Urung

Ada yang sedang dipikirkan;
ada yang tengah dirasakan;
ada yang ingin diungkapkan
–setidaknya pada sebait tulisan.
Namun, tiba-tiba satu persatu kata mulai menghilang.
Bersembunyi, enggan diuraikan.
Dan menyisakan genangan.

Ironi [2]

Akhir-akhir ini, aku semakin sering mendengar orang-orang berkata bahwa dunia sedang tidak baik-baik saja. Ada banyak hal yang membuatnya merana, ada berbagai macam peristiwa yang menyebabkan lara di masanya yang semakin renta.

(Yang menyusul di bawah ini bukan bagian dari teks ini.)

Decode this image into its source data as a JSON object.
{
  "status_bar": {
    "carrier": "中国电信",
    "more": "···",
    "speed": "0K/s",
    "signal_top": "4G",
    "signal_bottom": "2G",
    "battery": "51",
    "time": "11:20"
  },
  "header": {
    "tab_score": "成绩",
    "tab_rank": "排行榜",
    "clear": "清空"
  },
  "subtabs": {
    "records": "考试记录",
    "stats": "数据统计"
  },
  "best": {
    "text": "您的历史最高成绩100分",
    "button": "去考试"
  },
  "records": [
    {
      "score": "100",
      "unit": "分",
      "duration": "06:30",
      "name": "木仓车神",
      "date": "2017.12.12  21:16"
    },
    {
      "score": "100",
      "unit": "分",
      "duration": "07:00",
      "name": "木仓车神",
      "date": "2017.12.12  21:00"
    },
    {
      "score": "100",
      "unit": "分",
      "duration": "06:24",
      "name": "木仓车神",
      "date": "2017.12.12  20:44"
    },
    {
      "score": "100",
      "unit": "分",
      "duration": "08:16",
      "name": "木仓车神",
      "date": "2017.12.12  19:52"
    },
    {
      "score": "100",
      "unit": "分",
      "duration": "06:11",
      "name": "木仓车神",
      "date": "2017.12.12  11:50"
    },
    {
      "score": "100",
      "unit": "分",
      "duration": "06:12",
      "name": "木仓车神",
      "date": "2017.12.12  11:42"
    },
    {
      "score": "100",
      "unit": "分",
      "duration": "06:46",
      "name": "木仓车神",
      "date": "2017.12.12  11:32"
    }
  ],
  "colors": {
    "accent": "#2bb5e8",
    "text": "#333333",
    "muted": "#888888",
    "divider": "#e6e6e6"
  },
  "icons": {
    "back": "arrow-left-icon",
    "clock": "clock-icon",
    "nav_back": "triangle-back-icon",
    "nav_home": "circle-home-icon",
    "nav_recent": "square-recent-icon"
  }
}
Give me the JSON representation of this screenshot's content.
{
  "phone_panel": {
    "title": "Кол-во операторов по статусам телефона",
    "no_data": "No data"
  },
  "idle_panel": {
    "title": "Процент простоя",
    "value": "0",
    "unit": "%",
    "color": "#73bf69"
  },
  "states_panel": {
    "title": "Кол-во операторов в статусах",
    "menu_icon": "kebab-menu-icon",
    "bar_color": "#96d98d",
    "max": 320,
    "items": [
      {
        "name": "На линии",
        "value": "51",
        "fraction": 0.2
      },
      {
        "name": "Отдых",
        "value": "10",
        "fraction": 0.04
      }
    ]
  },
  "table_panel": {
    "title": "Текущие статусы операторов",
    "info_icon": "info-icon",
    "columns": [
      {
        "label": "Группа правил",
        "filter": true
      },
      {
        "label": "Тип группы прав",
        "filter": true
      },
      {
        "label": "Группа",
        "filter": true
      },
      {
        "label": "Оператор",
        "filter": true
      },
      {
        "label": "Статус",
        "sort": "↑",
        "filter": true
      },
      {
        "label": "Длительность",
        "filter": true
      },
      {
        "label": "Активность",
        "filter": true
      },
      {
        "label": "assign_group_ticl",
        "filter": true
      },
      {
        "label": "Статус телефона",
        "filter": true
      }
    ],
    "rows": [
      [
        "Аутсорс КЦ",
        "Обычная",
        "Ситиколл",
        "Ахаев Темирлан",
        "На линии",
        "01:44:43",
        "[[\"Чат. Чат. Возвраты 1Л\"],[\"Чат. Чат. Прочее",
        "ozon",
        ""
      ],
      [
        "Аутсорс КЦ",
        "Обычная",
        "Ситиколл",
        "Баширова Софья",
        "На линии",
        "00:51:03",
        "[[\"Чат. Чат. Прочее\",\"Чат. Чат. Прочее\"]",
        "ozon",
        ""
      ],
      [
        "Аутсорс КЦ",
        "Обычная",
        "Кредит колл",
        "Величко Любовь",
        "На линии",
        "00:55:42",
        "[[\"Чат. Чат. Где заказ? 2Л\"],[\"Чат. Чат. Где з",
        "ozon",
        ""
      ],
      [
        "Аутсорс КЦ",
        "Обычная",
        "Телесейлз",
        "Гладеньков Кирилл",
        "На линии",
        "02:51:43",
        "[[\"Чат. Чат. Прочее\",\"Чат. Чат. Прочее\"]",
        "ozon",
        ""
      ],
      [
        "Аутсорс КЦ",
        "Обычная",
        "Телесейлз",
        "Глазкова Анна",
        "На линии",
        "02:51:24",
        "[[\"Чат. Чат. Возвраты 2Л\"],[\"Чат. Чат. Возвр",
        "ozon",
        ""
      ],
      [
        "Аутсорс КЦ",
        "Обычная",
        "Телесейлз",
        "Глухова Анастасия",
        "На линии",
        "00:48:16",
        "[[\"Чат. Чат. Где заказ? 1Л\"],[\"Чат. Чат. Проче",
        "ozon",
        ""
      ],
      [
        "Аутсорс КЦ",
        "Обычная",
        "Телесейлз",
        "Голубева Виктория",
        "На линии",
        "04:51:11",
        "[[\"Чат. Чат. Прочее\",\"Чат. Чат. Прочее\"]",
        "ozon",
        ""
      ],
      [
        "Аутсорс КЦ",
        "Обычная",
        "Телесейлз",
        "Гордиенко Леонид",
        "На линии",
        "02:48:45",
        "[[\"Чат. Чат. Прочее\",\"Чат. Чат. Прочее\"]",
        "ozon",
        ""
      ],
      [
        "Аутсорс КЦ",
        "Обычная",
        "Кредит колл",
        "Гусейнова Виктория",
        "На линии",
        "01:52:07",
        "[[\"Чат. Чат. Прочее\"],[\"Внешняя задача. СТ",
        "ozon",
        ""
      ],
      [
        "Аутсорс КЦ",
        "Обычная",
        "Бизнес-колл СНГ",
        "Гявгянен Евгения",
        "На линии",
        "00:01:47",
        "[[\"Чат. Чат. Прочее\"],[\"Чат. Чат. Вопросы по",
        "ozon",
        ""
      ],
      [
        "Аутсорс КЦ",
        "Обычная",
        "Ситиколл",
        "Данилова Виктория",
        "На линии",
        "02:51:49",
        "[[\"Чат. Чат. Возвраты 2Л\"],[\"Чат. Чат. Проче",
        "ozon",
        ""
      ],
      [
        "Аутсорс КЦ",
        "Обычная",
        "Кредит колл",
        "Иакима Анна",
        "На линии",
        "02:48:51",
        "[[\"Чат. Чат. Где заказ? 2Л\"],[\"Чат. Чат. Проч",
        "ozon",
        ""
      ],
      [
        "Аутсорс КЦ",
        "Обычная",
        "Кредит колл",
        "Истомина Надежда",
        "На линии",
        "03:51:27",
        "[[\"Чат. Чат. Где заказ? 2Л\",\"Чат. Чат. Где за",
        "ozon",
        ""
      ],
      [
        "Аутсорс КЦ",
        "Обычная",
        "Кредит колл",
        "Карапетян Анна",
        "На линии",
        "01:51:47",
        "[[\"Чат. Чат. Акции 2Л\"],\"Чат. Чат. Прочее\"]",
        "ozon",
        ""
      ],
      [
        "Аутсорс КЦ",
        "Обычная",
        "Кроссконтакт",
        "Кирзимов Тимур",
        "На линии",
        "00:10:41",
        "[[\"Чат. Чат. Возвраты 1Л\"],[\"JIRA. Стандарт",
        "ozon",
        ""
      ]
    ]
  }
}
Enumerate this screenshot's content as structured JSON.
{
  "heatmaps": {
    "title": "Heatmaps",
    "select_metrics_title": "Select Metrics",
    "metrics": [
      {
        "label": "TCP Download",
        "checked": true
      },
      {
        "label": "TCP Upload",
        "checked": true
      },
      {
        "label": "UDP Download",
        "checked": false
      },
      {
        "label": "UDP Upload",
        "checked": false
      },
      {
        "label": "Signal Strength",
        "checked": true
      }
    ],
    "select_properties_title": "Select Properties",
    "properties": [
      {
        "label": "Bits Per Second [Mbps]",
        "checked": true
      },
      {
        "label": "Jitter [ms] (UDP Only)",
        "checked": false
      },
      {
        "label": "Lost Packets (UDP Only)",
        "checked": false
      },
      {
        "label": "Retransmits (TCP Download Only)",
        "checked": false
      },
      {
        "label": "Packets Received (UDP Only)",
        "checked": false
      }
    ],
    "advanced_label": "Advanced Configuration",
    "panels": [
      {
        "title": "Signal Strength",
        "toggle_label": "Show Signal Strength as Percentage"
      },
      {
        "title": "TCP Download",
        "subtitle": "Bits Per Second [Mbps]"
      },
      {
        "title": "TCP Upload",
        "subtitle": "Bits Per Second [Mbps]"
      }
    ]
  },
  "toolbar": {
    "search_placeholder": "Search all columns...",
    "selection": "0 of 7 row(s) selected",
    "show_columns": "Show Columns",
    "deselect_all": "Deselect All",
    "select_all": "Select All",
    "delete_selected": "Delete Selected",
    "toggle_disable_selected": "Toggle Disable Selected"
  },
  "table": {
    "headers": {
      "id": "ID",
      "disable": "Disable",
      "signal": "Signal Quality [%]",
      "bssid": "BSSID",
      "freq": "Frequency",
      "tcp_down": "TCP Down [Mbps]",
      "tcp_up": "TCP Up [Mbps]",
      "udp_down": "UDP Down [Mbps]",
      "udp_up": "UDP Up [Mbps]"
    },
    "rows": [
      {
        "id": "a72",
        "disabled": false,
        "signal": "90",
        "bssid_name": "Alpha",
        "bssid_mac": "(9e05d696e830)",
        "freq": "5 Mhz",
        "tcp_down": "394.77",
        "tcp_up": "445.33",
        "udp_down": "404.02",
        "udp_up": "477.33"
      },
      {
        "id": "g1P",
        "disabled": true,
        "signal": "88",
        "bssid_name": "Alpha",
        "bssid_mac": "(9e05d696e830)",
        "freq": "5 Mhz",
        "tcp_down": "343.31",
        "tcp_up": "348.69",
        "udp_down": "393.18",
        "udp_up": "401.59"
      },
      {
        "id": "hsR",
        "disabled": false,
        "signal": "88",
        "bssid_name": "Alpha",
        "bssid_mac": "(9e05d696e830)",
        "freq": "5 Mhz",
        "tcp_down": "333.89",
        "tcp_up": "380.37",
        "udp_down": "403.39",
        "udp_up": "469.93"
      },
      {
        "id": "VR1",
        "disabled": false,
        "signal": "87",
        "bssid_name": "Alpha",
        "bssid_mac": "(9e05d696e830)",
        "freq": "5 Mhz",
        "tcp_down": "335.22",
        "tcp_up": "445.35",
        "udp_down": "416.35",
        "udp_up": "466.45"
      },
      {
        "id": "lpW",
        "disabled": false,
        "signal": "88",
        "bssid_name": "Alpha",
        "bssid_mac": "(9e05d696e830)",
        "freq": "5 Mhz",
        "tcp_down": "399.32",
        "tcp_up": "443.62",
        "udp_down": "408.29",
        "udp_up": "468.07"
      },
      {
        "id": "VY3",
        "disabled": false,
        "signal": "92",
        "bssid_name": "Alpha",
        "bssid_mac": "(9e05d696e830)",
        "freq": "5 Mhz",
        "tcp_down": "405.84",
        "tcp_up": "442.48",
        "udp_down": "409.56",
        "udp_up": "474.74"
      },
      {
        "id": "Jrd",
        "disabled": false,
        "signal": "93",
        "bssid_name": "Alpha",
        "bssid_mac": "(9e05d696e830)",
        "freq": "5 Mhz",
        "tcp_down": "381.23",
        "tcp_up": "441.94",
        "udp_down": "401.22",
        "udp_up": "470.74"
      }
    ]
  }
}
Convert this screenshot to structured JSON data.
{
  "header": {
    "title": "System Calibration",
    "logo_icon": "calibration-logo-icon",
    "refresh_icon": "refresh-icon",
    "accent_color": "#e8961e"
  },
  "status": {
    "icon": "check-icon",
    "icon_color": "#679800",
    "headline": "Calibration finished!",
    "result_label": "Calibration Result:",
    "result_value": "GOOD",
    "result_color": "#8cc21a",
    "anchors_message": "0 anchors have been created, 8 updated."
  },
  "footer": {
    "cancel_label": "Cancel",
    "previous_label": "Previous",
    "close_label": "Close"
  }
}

Namun, tidakkah sebaiknya kita melihat terlebih dahulu ke dalam masing-masing diri kita? Apakah kita dalam keadaan baik-baik saja? Jika iya, maka bukankah dunia pun akan demikian adanya?

Terkenang

Aku masih saja merindui dinginnya udara fajar yang menyelisik di setiap sudut gang kecil itu, yang dengan perlahan merasuk ke dalam rongga dadaku, menghidupkan kembali ruh yang sejenak terlelap dari tubuh. Sesekali diiringi oleh gerimis yang menyenandungkan rintik-rintik teduh hingga menciptakan atmosfer yang begitu damai di penghujung subuh.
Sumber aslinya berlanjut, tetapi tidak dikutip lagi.